Andere Maßstäbe für den ländlichen Raum nötig

Ohorn gehört zum Planungsbereich Radeberg. Der aber ist statistisch gesehen mit Hausärzten überversorgt. Eine neue Praxiszulassung wird von der KVS in diesem Bereich nicht genehmigt. Die Ohorner haben das Nachsehen und müssen bis nach Pulsnitz, Bretnig oder Großröhrsdorf fahren, wenn sie zum Arzt wollen. Ein Unding, findet Reiner E. Rogowski, der schon seit Jahren als Vorreiter und Querdenker gilt, wenn es um die medizinische Versorgung auf dem Lande geht. „Wir können doch hier keine Gesundheitspolitik aus Sicht der großen Ballungsräume machen“, sagt er. „Für den ländlichen Raum müssen andere Maßstäbe gelten“.

Rogowski hätte da auch so einige Ideen und Visionen: Er könnte sich vorstellen, das Netz der Medizinischen Versorgungszentren zu erweitern, in denen Allgemeinmediziner ähnlich den Ärzten im Krankenhaus angestellt werden, wenn sie sich die finanziellen und bürokratischen Belastungen einer eigenen Niederlassung nicht zumuten wollen. Rogowski könnte sich auch „rollende Praxen“ vorstellen oder Möglichkeiten, das medizinische Potenzial in den Rettungswachen des Kreises auch für die medizinische Grundversorgung zu nutzen. Das aber müsste alles es erst einmal gesetzlich geklärt sein.

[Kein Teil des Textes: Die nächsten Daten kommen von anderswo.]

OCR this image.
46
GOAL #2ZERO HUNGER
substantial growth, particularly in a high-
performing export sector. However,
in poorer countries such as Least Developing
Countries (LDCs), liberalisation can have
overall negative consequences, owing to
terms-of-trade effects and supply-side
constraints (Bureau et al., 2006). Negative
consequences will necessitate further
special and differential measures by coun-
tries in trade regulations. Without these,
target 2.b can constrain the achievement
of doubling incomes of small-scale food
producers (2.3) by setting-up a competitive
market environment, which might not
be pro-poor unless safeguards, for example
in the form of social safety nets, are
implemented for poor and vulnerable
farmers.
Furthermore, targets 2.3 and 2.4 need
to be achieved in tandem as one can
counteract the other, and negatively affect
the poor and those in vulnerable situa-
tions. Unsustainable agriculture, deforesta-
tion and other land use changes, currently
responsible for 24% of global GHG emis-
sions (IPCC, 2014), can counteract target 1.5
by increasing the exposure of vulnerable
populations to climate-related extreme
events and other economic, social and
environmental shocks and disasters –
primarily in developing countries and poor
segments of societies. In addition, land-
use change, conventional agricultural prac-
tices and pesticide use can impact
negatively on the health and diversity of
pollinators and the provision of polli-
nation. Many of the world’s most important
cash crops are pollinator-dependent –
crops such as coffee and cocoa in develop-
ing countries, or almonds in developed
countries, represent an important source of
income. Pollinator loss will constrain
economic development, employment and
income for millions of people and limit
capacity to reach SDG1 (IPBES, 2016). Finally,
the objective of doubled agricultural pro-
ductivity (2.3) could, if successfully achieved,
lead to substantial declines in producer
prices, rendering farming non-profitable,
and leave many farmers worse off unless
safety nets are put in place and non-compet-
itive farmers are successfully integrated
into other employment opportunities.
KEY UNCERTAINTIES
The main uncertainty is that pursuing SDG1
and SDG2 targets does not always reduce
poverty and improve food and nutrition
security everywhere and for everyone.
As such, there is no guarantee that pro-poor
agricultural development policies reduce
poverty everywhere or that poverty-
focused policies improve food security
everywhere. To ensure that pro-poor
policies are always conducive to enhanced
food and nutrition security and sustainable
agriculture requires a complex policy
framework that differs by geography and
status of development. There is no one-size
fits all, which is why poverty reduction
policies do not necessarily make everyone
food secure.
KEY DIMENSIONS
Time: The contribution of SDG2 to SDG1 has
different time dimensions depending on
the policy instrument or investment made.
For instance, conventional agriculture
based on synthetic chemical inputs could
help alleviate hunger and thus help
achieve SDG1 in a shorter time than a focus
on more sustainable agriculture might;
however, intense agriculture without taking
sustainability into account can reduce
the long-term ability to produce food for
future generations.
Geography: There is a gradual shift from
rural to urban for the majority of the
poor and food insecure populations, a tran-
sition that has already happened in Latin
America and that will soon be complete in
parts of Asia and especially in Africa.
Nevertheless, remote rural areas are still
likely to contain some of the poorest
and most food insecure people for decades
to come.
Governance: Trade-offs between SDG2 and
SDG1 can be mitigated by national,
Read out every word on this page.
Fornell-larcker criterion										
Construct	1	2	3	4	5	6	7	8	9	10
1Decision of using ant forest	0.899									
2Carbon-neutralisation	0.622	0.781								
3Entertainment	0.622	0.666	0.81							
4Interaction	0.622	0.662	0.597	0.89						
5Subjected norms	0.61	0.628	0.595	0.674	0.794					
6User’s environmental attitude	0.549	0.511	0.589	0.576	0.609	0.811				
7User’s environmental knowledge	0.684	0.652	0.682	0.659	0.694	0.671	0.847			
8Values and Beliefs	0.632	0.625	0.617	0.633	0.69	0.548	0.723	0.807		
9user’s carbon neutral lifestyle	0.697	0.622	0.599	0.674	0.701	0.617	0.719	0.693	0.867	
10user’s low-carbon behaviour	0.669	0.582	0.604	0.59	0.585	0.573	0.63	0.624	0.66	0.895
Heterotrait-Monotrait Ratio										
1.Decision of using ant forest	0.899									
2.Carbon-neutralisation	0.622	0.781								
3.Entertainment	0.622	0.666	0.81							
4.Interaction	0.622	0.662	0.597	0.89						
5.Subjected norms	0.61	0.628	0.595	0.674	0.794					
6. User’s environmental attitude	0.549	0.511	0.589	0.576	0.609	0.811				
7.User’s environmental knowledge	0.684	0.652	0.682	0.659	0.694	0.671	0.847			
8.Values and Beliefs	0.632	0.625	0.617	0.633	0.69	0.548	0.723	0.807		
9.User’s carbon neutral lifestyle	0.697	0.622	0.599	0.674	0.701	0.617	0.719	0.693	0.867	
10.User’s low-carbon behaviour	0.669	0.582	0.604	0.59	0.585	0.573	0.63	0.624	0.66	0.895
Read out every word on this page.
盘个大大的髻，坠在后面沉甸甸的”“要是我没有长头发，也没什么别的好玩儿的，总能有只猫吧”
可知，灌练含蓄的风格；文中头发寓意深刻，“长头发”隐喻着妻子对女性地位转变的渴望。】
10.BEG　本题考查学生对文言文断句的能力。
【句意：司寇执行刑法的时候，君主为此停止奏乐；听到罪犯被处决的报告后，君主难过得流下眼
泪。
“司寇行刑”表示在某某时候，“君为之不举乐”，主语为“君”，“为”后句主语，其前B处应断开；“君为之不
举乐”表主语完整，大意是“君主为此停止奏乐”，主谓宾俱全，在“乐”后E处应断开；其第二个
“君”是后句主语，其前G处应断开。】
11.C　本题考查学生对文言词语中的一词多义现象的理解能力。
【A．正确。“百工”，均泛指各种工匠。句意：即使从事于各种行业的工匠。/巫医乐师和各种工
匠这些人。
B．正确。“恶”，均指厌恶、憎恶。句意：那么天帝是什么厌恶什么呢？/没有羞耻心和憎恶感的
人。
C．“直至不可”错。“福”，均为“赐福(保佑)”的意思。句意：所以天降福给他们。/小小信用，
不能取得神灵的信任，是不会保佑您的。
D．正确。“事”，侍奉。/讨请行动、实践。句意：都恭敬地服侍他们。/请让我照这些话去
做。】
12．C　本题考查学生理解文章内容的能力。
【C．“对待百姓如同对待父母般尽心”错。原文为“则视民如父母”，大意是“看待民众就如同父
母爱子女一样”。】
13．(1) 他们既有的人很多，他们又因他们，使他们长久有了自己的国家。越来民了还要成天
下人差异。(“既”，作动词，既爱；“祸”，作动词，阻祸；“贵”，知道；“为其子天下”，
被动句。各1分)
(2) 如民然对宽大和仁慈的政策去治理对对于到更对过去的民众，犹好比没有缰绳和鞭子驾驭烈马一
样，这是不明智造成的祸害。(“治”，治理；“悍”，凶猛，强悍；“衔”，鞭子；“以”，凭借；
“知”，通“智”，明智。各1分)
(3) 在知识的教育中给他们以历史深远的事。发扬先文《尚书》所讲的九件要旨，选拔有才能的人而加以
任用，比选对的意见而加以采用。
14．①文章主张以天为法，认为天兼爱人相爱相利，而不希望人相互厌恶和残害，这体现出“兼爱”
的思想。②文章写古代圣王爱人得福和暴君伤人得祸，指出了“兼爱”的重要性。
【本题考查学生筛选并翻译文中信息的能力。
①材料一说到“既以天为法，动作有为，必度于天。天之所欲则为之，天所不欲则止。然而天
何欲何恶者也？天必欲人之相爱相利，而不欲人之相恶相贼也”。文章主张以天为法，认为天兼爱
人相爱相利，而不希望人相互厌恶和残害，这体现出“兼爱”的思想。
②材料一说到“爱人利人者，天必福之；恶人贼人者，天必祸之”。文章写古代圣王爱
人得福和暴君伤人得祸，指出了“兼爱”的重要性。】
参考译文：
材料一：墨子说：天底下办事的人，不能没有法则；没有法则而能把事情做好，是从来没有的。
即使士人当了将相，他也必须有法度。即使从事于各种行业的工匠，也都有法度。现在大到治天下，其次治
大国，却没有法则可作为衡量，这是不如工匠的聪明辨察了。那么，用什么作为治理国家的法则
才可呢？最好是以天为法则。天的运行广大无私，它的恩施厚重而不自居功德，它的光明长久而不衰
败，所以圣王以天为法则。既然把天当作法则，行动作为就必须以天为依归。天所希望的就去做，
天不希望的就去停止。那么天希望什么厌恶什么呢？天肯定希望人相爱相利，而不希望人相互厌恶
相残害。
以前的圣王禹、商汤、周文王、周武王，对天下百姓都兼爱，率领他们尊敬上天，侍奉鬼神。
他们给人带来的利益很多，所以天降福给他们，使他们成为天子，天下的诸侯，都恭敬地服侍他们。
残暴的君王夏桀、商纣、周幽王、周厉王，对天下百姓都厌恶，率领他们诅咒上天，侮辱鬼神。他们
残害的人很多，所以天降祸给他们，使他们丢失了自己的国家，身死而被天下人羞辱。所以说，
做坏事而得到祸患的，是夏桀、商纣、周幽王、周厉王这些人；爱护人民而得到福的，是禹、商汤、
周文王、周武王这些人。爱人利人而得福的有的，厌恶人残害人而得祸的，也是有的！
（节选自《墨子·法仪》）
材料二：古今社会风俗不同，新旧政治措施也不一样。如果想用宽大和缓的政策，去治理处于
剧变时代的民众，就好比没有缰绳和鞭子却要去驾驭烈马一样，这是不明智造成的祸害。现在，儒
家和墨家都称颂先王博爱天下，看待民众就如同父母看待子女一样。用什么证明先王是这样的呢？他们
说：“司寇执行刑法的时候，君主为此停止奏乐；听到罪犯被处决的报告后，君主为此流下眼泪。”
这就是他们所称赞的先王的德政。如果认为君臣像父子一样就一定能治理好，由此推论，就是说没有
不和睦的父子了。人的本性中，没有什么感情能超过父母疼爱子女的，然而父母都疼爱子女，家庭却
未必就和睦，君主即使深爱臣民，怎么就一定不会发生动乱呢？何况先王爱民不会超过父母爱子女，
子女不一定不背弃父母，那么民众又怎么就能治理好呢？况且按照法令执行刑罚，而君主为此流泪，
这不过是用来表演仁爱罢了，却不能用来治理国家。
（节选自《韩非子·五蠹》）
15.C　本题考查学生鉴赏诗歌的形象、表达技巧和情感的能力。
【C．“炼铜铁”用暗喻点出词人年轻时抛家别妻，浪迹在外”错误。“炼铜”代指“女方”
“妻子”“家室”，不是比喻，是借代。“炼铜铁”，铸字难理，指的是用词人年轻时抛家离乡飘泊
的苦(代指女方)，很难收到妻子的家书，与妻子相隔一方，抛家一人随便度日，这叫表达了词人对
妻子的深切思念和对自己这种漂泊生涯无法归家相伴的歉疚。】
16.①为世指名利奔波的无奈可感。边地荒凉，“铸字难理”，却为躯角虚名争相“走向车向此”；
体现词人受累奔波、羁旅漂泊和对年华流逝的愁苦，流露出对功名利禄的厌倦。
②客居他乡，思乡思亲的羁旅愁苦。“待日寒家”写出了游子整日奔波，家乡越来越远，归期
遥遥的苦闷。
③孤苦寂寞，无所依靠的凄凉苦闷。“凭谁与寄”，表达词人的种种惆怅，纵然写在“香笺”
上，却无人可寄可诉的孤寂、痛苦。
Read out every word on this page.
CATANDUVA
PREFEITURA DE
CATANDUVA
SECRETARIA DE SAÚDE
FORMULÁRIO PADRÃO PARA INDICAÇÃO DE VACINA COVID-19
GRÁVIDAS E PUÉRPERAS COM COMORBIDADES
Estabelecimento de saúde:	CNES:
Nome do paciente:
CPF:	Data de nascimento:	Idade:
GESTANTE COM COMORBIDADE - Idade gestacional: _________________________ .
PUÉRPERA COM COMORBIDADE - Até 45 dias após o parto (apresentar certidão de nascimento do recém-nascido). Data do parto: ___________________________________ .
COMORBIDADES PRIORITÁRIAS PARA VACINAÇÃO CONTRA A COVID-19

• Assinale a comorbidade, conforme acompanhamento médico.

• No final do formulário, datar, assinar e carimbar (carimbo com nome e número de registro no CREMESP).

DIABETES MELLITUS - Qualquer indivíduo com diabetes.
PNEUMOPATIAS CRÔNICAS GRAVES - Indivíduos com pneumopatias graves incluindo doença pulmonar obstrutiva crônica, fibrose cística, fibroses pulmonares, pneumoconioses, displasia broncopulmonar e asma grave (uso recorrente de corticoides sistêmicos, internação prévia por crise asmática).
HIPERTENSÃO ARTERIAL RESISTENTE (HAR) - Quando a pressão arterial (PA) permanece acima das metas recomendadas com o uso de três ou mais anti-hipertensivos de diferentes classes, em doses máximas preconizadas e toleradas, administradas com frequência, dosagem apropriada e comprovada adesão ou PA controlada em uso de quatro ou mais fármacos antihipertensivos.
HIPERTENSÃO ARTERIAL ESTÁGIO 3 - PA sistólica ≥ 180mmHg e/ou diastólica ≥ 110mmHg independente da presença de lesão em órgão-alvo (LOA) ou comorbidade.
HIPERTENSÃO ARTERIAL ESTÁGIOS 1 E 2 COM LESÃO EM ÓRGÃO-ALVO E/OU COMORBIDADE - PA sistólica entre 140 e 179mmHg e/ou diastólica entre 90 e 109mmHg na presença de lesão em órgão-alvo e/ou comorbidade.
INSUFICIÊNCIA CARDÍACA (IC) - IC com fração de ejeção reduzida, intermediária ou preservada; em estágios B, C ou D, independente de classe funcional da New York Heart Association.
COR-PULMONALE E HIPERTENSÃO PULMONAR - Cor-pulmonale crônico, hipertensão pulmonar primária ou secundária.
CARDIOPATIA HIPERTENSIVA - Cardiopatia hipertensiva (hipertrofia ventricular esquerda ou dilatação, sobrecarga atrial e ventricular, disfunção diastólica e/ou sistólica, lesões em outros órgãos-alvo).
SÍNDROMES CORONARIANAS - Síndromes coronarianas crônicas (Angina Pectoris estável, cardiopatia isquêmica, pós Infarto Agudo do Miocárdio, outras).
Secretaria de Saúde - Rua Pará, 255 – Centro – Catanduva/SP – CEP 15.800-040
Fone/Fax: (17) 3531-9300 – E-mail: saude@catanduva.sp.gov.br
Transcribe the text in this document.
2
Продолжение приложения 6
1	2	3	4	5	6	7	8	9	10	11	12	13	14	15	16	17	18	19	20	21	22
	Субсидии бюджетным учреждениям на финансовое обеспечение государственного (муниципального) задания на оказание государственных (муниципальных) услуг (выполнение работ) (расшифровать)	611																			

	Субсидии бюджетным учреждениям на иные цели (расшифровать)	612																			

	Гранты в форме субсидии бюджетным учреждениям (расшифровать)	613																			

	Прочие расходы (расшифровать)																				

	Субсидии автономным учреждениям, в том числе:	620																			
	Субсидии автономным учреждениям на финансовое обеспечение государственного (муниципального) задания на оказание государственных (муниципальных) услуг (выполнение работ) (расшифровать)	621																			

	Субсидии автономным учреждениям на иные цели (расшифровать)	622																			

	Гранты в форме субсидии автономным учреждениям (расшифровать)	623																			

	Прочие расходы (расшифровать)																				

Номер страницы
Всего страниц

Sechs Medizinische Versorgungszentren hat er unter dem Dach der Oberlausitz-Kliniken bereits gegründet, in denen auch Hausärzte arbeiten. Auf seinem Tisch, sagt er, liegen weitere 55 Anfragen von Ärzten aus dem Kreis und darüber hinaus, die ihre Praxis abgeben wollen.